Convolve a 1D signal with a 1D RIR using FFT.

Parameters:

Name	Type	Description	Default
`signal`	`Tensor`	1D signal tensor.	required
`rir`	`Tensor`	1D impulse response.	required

Returns:

Type	Description
`Tensor`	1D tensor of length len(signal) + len(rir) - 1.

Examples:

y = fft_convolve(signal, rir)

FrameSchedule stores exact CPU int64 starts. A scene-owned schedule is consumed automatically from a dynamic RIRResult; otherwise pass it to DynamicConvolver.convolve. FrameSchedule.from_seconds retains its conversion sample rate and rejects use with a different room sample rate.

`torchrir.geometry`

torchrir.geometry

Geometry helpers for arrays, trajectories, and sampling.

Includes standard array layouts (linear, circular, polyhedron, binaural, Eigenmike) plus position sampling utilities.

binaural_array

binaural_array(center, *, offset=0.08, device=None, dtype=None)

Create a two-mic binaural layout around a center point.

circular_array

circular_array(center, *, num, radius, plane='xy', normal=None, device=None, dtype=None)

Create an equally spaced circular microphone array.

clamp_positions

clamp_positions(positions, room_size, margin=0.1)

Clamp positions to remain inside the room with a margin.

eigenmike_em32

eigenmike_em32(center, *, radius=0.042, azimuth_offset_deg=0.0, device=None, dtype=None)

Create the mh acoustics Eigenmike em32 geometry (3D only).

eigenmike_em64

eigenmike_em64(center, *, radius=0.042, azimuth_offset_deg=0.0, device=None, dtype=None)

Create the mh acoustics Eigenmike em64 geometry (3D only).

linear_array

linear_array(center, *, num, spacing, axis=0, direction=None, device=None, dtype=None)

Create an equally spaced linear microphone array.

linear_trajectory

linear_trajectory(start, end, *, progress)

Interpolate a line at explicit normalized progress values.

progress makes the trajectory's time grid explicit. For a dynamic RIR scene, obtain it from FrameSchedule.normalized_progress so every geometry frame is evaluated at its exact sample start.

polyhedron_array

polyhedron_array(center, *, kind='tetrahedron', radius=0.1, device=None, dtype=None)

Create a regular polyhedron microphone array (3D only).

sample_positions

sample_positions(*, num, room_size, rng, margin=0.5, device=None, dtype=None)

Sample random positions within a room with a safety margin.

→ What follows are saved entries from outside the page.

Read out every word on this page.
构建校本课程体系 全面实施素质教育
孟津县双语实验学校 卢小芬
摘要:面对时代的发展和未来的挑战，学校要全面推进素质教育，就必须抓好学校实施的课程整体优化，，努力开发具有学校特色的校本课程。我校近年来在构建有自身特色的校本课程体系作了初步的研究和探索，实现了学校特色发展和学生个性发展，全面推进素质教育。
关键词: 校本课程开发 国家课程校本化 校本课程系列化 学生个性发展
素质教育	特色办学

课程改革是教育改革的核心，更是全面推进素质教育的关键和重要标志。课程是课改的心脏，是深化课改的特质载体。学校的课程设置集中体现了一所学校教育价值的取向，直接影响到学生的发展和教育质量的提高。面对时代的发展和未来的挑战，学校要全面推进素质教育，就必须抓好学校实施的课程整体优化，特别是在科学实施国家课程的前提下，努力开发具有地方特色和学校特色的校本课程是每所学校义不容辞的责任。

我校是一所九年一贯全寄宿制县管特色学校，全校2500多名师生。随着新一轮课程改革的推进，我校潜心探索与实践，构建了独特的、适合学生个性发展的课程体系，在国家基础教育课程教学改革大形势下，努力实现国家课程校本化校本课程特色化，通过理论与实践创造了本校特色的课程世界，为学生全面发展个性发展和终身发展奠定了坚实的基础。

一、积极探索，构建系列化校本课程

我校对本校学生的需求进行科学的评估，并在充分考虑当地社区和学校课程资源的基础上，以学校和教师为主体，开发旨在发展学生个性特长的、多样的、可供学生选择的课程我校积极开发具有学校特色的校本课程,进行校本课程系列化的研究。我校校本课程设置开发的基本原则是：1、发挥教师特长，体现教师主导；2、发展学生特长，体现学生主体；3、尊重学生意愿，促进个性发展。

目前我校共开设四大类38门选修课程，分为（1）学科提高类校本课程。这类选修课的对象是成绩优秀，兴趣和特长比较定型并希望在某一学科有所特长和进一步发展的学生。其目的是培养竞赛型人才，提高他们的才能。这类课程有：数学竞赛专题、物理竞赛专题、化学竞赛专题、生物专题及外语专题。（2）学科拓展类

sample_positions_min_distance

sample_positions_min_distance(*, num, room_size, rng, center, min_distance, z_range=(1.5, 1.8), margin=0.5, max_attempts=1000, device=None, dtype=None)

Sample random positions with a minimum distance from a center point.

`torchrir.viz`

torchrir.viz

Visualization helpers for scenes and trajectories.

Provides static/dynamic plotting plus GIF/MP4 animation utilities.

animate_scene_gif

animate_scene_gif(*, out_path, room, sources, mics, src_traj=None, mic_traj=None, step=1, fps=None, signal_len=None, fs=None, duration_s=None, plot_2d=True, plot_3d=False, annotate_sources=True, annotation_lines=None)

Render a GIF showing source/mic trajectories.

animate_scene_mp4

animate_scene_mp4(*, out_path, room, sources, mics, src_traj=None, mic_traj=None, step=1, fps=None, signal_len=None, fs=None, duration_s=None, plot_2d=True, plot_3d=False, annotate_sources=True, annotation_lines=None, mixture_path=None, mux_audio=True, audio_channels=(0, 1))

Render an MP4 showing source/mic trajectories.

When mux_audio is enabled and mixture_path is given, a stereo track is added with ffmpeg using the requested channel indices. The video canvas defaults to HD (1280x720).

plot_scene_dynamic

plot_scene_dynamic(*, room, src_traj, mic_traj, step=1, src_pos=None, mic_pos=None, ax=None, title=None, show=False, annotate_sources=True, annotation_lines=None)

Plot source and mic trajectories within a room.

If trajectories are static, only positions are plotted.

Examples:

ax = plot_scene_dynamic(
    room=[6.0, 4.0, 3.0],
    src_traj=src_traj,
    mic_traj=mic_traj,
)

plot_scene_static

plot_scene_static(*, room, sources, mics, ax=None, title=None, show=False, annotate_sources=True, annotation_lines=None)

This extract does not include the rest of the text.